During these past four days in Accra, we have often been asked what we make of Ghana – the culture, people, food, etc. It’s been an exciting and eye opening 4 days. Interestingly, one of the most surprising factors have been the traffic jams during rush hour and the extent to which these influence timeliness – we have experienced this ourselves on most days, so to avoid unnecessary frustrations, I have had to surrender to the traffic and simply go with the flow (and try not to inhale too many fumes!).
Time in Ghanian culture is an interesting concept, both philosophically speaking and in practice, and it is perhaps one of the first observations one makes when coming to Ghana from a country where time is a precious commodity and can be structured, counted and talked about in numerous verbal expressions. In fact, there is a whole area of study about the use of time and how people value, perceive and structure time – this is called chronemics.
Coming back to the West African context - generally speaking, in Ghanaian culture, Ghanaians tend to have a polychronic perception to time. This means that time is seen as fluid, and where many things can be done at once. Polychronic cultures value relationships over tasks, hence interruptions are frequent and expected. From a practical point of view, this explains that people in such cultures answer their mobile phones when they ring during meetings, and that plans are changeable. If one is not aware of such cultural differences, a little bit of culture shock can take place.
This laxed approach to time in the country, is the first thing the diaspora have picked up on as a key difference in business – in fact they often describe the Ghanaian approach to time as Ghana Maybe Time (instead of GMT). When it comes to setting up their own businesses here in Accra, they place emphasis on their ability and dedication to sticking to set deadlines. Needless to say, some locals find this rather ‘new’ and even surprising. Imagine the reverse culture shock experienced by those on their first trip to the UK for example!
Another area in the culture where different attitudes to timekeeping influences business interactions can be noticed within the attitude to customer services. For those outside the hotel and tourism industry, there are certain attitudes and behaviours which may be misunderstood by foreign visitors to Ghana. For example, meals are often served 45 mins – 1 hour after the order has been taken. If a client had to wait even 30 mins in the UK, one would start worrying as to why that is the case. In fact, clients are often warned if a meal takes over 25 mins to be prepared (e.g. paella in Spain).

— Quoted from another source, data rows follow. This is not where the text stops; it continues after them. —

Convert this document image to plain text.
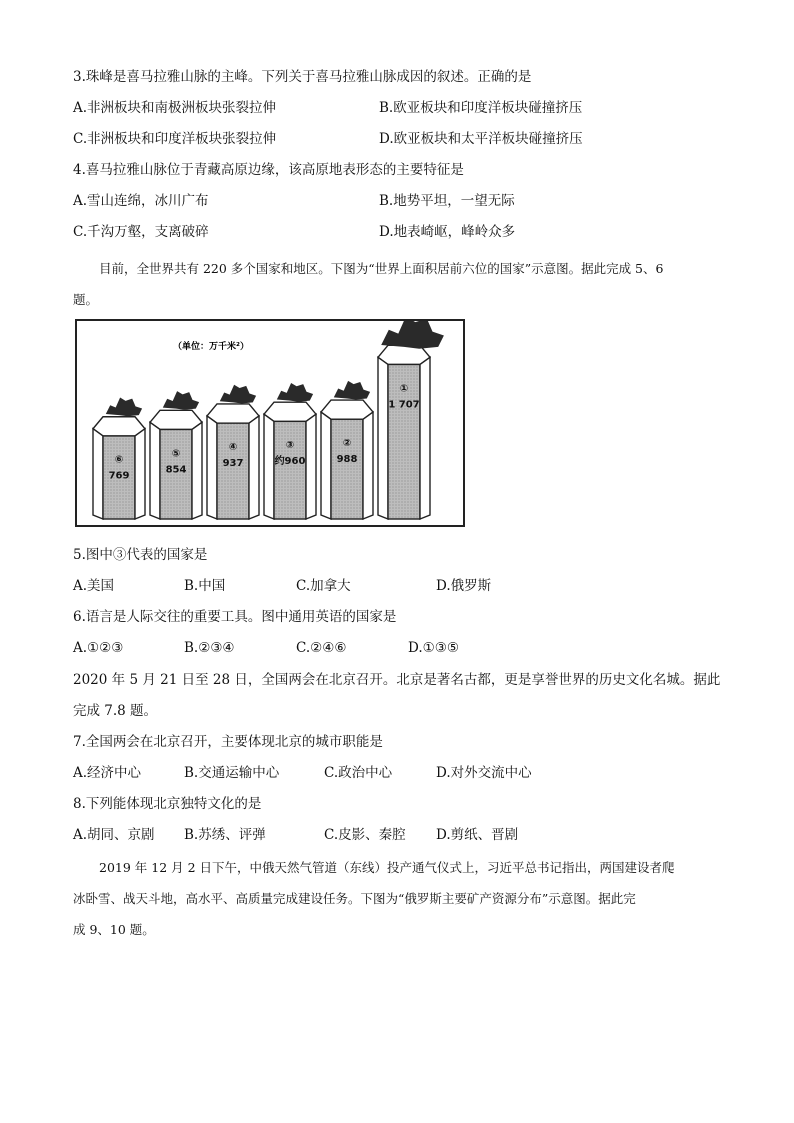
3.珠峰是喜马拉雅山脉的主峰。下列关于喜马拉雅山脉成因的叙述。正确的是
A.非洲板块和南极洲板块张裂拉伸	B.欧亚板块和印度洋板块碰撞挤压
C.非洲板块和印度洋板块张裂拉伸	D.欧亚板块和太平洋板块碰撞挤压
4.喜马拉雅山脉位于青藏高原边缘，该高原地表形态的主要特征是
A.雪山连绵，冰川广布	B.地势平坦，一望无际
C.千沟万壑，支离破碎	D.地表崎岖，峰岭众多
目前，全世界共有 220 多个国家和地区。下图为“世界上面积居前六位的国家”示意图。据此完成 5、6
题。
（单位：万千米²）
⑥
769
⑤
854
④
937
③
约960
②
988
①
1 707
5.图中③代表的国家是
A.美国	B.中国	C.加拿大	D.俄罗斯
6.语言是人际交往的重要工具。图中通用英语的国家是
A.①②③	B.②③④	C.②④⑥	D.①③⑤
2020 年 5 月 21 日至 28 日，全国两会在北京召开。北京是著名古都，更是享誉世界的历史文化名城。据此
完成 7.8 题。
7.全国两会在北京召开，主要体现北京的城市职能是
A.经济中心	B.交通运输中心	C.政治中心	D.对外交流中心
8.下列能体现北京独特文化的是
A.胡同、京剧 B.苏绣、评弹	C.皮影、秦腔 D.剪纸、晋剧
2019 年 12 月 2 日下午，中俄天然气管道（东线）投产通气仪式上，习近平总书记指出，两国建设者爬
冰卧雪、战天斗地，高水平、高质量完成建设任务。下图为“俄罗斯主要矿产资源分布”示意图。据此完
成 9、10 题。
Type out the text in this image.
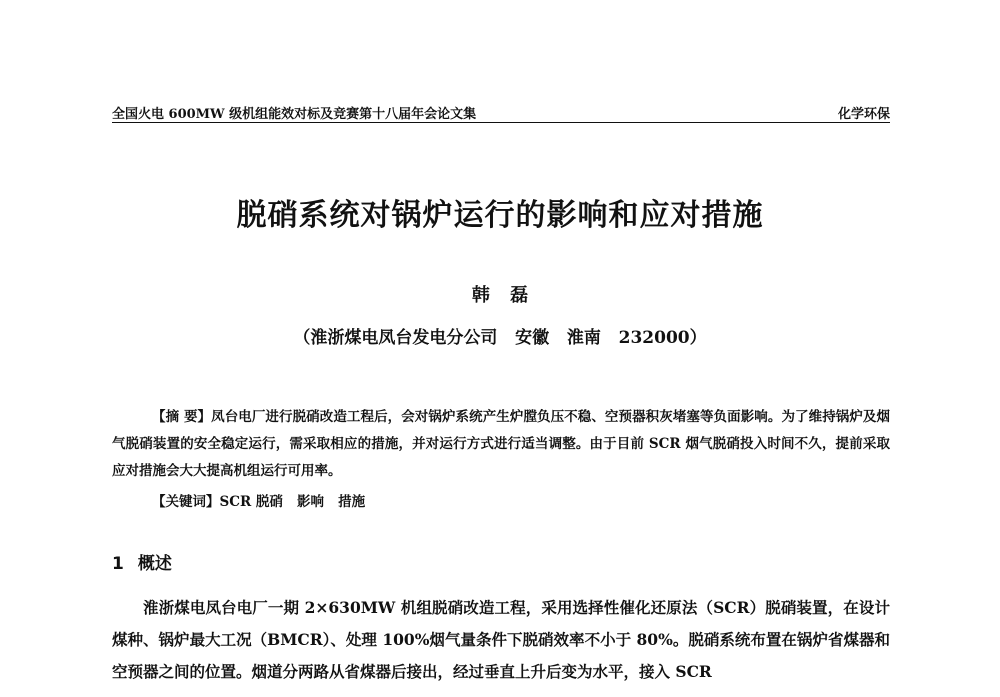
全国火电 600MW 级机组能效对标及竞赛第十八届年会论文集	化学环保
脱硝系统对锅炉运行的影响和应对措施
韩 磊
（淮浙煤电凤台发电分公司   安徽   淮南   232000）
【摘 要】凤台电厂进行脱硝改造工程后，会对锅炉系统产生炉膛负压不稳、空预器积灰堵塞等负面影响。为了维持锅炉及烟气脱硝装置的安全稳定运行，需采取相应的措施，并对运行方式进行适当调整。由于目前 SCR 烟气脱硝投入时间不久，提前采取应对措施会大大提高机组运行可用率。
【关键词】SCR 脱硝   影响   措施
1 概述

淮浙煤电凤台电厂一期 2×630MW 机组脱硝改造工程，采用选择性催化还原法（SCR）脱硝装置，在设计煤种、锅炉最大工况（BMCR）、处理 100%烟气量条件下脱硝效率不小于 80%。脱硝系统布置在锅炉省煤器和空预器之间的位置。烟道分两路从省煤器后接出，经过垂直上升后变为水平，接入 SCR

Simply put, in many cultures, time does not always equal money and one has to firstly engage him/herself in the relationship before being able to reap its fruits. Once the relationship is secured, then other conversations can take place. To avoid frustrations in business, one has to build upon his/her understanding of the culture and especially those values that lie behind the attitudes and behaviours to time. With a little dose of cultural awareness, one can avoid stress and frustrations.